The third guideline is obviously intended to try to cut off several lawsuits at the knees. Several of the transgender people suing to block the ban are those already serving in the military who have “come out” as transgender and begun their transition with the expressed understanding that the Department of Defense is allowing it. Suddenly changing the terms of their service creates due process and contractual issues, and those have undergirded some of the lawsuits.
Yet allowing these people to stay in the military has the side effect of subverting the arguments for banning transgender people in the first place. The report from Defense Secretary Jim Mattis leans on the typical sawhorses of “military readiness” and “unit cohesion,” often the same arguments that had been used to keep gay people from serving. If transgender troops present problems for the military that justify banning them, won’t the problems be present in the troops they’re allowing to remain?
The report also points to the increased medical costs for accommodating transgender troops, which could run under $10 million. That sounds like a lot until you look at the omnibus spending bill that just passed.

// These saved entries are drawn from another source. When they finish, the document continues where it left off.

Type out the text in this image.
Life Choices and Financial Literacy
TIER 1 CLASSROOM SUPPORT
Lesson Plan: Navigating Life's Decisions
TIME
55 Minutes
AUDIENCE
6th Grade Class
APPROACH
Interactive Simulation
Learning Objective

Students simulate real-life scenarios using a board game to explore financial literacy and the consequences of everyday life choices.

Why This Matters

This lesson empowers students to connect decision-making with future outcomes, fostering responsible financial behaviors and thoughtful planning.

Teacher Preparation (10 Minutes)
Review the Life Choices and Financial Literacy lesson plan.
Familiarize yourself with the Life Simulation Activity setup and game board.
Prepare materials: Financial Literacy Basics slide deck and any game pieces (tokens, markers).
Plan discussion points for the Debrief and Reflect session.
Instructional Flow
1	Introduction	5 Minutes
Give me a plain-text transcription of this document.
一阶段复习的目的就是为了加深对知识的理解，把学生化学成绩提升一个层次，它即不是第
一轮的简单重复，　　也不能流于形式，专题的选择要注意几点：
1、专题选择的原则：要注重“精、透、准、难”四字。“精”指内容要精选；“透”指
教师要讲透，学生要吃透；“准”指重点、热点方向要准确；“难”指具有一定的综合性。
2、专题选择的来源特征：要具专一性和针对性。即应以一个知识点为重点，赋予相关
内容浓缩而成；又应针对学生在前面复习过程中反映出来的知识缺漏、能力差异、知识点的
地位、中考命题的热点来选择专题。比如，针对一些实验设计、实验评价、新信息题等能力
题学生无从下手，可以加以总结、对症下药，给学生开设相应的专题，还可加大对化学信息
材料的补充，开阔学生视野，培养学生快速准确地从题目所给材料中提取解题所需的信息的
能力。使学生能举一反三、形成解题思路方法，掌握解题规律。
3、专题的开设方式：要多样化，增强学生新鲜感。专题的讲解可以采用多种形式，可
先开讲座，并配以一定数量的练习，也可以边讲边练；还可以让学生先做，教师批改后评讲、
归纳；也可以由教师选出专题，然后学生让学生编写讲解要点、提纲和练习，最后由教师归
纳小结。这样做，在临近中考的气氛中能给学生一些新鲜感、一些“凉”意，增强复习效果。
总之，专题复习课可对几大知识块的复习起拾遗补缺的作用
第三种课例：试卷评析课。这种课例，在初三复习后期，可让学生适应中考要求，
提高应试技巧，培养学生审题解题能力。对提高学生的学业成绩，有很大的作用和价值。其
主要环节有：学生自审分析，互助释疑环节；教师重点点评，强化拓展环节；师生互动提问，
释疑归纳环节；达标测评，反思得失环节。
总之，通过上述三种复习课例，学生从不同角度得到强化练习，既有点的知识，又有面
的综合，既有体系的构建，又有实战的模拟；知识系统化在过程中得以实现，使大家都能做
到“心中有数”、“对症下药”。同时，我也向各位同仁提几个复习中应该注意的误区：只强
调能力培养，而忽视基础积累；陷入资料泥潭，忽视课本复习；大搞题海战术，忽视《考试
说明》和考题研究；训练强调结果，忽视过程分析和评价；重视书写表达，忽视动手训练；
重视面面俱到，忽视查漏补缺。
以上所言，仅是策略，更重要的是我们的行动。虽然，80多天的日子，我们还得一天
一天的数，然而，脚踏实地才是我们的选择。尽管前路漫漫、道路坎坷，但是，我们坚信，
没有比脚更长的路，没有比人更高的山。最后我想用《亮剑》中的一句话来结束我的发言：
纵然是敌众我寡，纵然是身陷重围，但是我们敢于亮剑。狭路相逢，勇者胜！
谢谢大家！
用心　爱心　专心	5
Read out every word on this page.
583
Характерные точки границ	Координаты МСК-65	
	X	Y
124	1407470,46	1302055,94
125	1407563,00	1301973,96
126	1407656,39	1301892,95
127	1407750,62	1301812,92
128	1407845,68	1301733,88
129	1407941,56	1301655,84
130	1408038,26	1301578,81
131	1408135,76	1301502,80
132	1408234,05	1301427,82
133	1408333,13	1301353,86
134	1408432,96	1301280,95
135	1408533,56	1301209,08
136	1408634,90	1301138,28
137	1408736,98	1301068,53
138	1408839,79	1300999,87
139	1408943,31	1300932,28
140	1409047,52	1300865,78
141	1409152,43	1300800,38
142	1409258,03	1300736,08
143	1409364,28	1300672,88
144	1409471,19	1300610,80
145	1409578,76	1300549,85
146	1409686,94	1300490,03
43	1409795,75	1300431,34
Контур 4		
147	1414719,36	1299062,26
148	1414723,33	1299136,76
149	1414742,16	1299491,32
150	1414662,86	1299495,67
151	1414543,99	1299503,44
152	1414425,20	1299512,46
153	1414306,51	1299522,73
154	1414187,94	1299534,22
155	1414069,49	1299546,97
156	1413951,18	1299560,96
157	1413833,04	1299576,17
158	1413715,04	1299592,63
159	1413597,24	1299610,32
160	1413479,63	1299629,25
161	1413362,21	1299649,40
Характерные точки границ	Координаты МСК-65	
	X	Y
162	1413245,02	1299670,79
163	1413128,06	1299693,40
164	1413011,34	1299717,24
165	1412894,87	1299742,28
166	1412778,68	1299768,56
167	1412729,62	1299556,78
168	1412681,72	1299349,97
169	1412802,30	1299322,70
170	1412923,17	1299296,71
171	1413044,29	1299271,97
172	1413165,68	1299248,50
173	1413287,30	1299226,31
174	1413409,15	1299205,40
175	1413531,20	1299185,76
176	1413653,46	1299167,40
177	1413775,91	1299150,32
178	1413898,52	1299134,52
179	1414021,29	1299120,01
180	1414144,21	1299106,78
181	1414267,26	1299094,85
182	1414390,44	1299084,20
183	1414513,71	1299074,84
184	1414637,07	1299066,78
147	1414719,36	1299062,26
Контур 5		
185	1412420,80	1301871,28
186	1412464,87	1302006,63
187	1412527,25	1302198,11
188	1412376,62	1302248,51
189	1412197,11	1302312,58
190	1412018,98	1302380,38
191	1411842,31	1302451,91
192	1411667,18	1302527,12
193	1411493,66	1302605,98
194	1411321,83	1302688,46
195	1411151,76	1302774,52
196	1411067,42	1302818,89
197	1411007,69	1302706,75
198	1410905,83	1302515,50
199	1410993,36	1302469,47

It budgets $600 million for Air Force satellites that the Department of Defense didn’t even ask for.
In some ways, this weird, middle-of-the-road response may actually be for the best. The military will develop more experience in sorting out whatever privacy issues develop between transgender troops and the rest of the unit, and over time all sides will grow more comfortable with the idea. Fundamentally, the end of the ban on gay troops succeeded because it did not have the impact on readiness or morale that people feared.